If the idea hasn’t worked in states that embrace Canadian-style, government-run health care, what are the chances it will fly in a moderate state that has the nation’s toughest restrictions on raising taxes?
It’s a long shot, supporters concede. But they’ve gotten the question onto 2016 ballots and hope that dissatisfaction on both sides with the current federal health law will make Colorado the first state to set up universal health care.
“I think we should take a picture of us throwing a bunch of cash down the toilet, because that’s what we have right now,” said Shelley Cohen of Denver, an advocate who handed out fliers about the plan at a recent meeting in a Denver church fellowship hall. About two dozen people came to hear details.
The plan would work like this: There would be a new, $25 billion-a-year tax taken out of paychecks, similar to how Medicare is funded. That money would then go to an elected board of trustees, which would act as an enormous insurance company and reimburse doctors.

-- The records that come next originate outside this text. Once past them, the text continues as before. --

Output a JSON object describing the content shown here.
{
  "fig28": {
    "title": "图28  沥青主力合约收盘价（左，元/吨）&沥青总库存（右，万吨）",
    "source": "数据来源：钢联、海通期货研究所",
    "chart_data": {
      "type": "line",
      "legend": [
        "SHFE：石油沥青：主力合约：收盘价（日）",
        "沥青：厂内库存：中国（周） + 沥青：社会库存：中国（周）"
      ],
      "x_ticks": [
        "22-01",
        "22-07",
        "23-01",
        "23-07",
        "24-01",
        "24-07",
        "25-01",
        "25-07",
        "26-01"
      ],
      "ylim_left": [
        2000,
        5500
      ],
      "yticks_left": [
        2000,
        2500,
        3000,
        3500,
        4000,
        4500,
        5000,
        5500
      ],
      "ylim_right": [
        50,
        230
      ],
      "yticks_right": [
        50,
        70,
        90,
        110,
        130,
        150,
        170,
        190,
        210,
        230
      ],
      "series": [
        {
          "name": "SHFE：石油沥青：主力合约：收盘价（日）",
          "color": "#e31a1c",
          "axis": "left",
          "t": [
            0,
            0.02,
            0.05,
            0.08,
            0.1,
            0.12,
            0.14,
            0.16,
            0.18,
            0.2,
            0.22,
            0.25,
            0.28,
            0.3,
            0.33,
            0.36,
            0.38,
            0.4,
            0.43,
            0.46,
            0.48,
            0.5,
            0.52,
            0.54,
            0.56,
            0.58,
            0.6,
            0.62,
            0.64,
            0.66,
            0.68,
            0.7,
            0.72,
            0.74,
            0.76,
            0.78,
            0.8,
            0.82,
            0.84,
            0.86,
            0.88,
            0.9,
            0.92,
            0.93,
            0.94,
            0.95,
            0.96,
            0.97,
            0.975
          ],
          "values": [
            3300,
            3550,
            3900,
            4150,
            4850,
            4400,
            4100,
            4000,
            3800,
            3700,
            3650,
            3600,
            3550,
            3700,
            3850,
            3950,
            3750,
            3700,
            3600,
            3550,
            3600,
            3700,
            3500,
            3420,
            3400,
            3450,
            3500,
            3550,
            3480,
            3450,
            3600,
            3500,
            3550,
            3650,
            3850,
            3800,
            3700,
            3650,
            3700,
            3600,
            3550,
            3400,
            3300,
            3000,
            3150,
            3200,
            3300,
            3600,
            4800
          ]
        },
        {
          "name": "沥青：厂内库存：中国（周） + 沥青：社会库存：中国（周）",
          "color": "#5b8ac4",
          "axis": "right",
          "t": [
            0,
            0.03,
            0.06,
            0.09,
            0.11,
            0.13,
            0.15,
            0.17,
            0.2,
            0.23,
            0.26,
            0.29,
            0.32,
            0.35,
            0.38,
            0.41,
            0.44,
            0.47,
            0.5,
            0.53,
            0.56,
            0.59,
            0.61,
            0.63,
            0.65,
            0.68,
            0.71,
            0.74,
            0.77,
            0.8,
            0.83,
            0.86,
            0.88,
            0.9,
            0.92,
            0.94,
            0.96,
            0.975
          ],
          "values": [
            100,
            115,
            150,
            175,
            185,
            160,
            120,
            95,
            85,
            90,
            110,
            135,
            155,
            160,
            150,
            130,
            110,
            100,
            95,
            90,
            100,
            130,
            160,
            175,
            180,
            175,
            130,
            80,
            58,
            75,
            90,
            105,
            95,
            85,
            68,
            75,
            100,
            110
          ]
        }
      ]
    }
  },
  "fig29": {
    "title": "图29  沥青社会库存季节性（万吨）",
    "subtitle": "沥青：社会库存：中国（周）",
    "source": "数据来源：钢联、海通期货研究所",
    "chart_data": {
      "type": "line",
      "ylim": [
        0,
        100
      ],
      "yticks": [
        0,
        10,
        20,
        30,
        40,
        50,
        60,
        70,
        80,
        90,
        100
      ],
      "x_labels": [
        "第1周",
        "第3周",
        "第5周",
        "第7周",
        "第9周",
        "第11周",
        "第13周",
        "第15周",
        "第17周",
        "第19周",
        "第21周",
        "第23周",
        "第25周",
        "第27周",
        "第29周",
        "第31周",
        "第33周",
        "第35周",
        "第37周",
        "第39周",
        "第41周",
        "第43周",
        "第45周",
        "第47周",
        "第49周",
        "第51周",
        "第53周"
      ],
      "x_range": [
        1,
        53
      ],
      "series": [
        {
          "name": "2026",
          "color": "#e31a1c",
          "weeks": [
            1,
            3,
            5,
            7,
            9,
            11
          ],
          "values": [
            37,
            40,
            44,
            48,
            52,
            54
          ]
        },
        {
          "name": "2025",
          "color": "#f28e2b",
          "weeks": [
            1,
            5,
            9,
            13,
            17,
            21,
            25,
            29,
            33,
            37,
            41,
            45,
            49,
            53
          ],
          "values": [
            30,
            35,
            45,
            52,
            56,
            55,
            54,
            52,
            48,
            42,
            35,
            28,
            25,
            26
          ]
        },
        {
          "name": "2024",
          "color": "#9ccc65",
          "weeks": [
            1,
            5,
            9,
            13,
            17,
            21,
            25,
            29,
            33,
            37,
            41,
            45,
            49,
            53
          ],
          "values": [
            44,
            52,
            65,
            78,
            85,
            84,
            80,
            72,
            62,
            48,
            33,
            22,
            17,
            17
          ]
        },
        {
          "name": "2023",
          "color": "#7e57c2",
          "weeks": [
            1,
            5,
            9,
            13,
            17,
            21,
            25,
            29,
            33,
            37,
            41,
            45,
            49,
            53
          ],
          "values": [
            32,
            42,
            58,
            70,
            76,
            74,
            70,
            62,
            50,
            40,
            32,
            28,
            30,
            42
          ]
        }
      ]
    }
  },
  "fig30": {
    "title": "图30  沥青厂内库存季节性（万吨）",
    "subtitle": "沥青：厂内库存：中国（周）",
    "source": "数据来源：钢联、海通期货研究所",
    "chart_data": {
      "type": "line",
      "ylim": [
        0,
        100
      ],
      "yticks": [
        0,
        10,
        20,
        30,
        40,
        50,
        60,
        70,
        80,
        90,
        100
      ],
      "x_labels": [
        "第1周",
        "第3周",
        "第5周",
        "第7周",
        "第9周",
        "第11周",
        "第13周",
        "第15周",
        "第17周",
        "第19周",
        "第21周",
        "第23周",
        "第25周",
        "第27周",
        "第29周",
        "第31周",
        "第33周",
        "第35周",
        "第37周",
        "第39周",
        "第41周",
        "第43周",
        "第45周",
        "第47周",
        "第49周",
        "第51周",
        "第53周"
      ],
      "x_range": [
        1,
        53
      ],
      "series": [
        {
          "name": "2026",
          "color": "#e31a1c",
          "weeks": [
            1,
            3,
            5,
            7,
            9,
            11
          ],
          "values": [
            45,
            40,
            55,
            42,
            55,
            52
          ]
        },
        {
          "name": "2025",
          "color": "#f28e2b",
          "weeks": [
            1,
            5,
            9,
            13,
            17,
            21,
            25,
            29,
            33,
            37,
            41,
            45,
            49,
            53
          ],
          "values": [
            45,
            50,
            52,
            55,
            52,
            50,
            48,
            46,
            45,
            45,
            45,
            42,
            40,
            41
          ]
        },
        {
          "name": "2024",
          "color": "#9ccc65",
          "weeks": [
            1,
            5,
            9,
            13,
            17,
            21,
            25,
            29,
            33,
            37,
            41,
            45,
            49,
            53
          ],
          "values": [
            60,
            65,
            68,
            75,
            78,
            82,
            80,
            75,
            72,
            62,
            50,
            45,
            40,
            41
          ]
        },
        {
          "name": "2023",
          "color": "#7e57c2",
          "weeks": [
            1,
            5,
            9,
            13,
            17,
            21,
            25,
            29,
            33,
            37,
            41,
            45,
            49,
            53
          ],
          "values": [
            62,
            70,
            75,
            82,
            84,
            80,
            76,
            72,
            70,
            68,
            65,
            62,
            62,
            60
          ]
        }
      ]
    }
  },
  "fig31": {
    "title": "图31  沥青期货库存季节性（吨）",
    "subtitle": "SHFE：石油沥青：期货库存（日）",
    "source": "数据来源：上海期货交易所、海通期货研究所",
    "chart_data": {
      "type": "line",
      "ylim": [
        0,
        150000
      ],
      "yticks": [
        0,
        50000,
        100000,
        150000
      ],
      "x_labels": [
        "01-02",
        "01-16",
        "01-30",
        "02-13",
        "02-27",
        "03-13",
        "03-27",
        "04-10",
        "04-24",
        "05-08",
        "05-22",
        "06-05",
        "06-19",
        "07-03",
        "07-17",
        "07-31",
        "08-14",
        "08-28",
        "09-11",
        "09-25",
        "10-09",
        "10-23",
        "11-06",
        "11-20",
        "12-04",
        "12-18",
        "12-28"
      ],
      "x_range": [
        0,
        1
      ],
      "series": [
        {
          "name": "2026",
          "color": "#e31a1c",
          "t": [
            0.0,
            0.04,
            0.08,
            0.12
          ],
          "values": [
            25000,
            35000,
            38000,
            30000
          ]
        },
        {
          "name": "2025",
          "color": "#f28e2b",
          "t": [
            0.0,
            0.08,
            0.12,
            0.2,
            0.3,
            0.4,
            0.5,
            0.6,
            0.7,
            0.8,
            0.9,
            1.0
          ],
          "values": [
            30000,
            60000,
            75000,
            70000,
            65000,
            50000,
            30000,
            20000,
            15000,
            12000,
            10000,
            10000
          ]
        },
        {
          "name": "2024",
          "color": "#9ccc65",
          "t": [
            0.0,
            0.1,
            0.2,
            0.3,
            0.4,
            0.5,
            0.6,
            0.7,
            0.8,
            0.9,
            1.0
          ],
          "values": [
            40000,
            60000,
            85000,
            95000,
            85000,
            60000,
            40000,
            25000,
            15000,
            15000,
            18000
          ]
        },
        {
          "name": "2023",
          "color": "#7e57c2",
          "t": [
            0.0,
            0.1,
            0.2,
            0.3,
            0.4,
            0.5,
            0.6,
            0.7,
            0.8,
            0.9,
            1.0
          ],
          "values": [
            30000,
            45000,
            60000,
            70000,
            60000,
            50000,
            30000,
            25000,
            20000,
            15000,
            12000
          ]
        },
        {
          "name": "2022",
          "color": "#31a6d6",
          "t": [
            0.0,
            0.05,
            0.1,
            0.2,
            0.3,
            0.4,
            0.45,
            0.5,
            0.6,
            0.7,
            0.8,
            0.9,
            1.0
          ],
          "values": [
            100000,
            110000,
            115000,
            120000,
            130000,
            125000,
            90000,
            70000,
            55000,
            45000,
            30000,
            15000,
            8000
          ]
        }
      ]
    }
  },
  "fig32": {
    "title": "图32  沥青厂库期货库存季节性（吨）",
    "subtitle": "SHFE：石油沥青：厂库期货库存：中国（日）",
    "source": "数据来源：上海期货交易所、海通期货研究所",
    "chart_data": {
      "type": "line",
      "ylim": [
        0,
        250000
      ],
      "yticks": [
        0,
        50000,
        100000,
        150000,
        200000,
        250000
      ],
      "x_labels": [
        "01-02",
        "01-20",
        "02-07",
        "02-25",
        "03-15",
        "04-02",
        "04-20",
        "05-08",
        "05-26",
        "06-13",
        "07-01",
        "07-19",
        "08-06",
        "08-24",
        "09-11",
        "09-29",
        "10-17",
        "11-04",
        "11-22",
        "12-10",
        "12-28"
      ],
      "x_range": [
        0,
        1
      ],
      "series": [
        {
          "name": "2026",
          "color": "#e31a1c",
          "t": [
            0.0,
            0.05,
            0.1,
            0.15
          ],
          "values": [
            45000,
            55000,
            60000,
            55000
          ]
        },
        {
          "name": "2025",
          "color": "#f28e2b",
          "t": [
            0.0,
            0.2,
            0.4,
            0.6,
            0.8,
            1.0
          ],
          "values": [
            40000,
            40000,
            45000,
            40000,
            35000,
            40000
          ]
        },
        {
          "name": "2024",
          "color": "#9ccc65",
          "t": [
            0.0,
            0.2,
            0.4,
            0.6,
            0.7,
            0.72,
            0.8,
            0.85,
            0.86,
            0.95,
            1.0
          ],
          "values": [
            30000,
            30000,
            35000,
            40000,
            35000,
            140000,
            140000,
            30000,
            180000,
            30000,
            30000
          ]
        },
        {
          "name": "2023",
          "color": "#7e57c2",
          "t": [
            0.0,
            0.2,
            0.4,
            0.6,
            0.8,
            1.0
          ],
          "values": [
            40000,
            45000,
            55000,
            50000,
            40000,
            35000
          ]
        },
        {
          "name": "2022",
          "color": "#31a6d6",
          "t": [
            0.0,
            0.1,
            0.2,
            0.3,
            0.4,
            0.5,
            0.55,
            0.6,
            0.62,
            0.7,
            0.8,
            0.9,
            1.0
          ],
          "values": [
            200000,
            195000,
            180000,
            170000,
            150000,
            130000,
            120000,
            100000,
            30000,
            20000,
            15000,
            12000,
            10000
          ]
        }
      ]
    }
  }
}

The ColoradoCare tax would raise enough to cover everyone, even people who don’t work or aren’t legally in the country. It’s not exactly a “single-payer” plan, because Medicare and the military health care system would remain intact. But co-payments and deductibles would go away.
And so would most insurers. A brochure explaining the plan touts, “It is assumed that residents and Colorado businesses will choose to discontinue purchasing other insurance coverage.”
The campaign projects ColoradoCare would run annual surpluses of $2 billion, based mostly on trimming administrative costs from insurers and doctors’ offices.
Supporters insist voters are so soured on insurance companies and complicated insurance exchanges that they are ready to try a radical new way of providing health care.
“We will save not millions but billions,” said Jeanne Nicholson, a retired nurse and former Democratic state senator who is touring the state leading workshops on Colorado Care.
Edmund F. Haislmaier, a health policy research fellow at the conservative Heritage Foundation, said he’s skeptical Colorado’s plan will win public support. The price tag is so eye-popping – almost doubling the size of Colorado’s overall budget overnight – that even health-reform fatigue may not carry the campaign, he said.
“You can write the opposition campaign now. ‘Do you want your health care to look like the Post Office or DMV?’ The average person kind of gets that,” Haislmaier said. “When you’re talking about forking over an extra 10 cents a dollar on top of all your taxes, people aren’t going to like it.”
Indeed, a recent campaign to raise Colorado income taxes to shore up the state’s struggling public school system lost badly, despite almost universal acceptance that schools are underfunded. The 2013 schools income tax question would have raised taxes $950 million a year, a fraction of the ColoradoCare tax, but failed nearly 2-to-1.
Even supporters of single-payer health care have questions about ColoradoCare.
At the Denver meeting, one physician asked about the elected board of trustees that would set premiums and decide what to pay doctors for their services.
“This board is absolutely going to control the money, and special interests are going to control the board,” warned Dr. Vince Markovchick, professor emeritus of emergency medicine at the University of Colorado-Denver School of Medicine.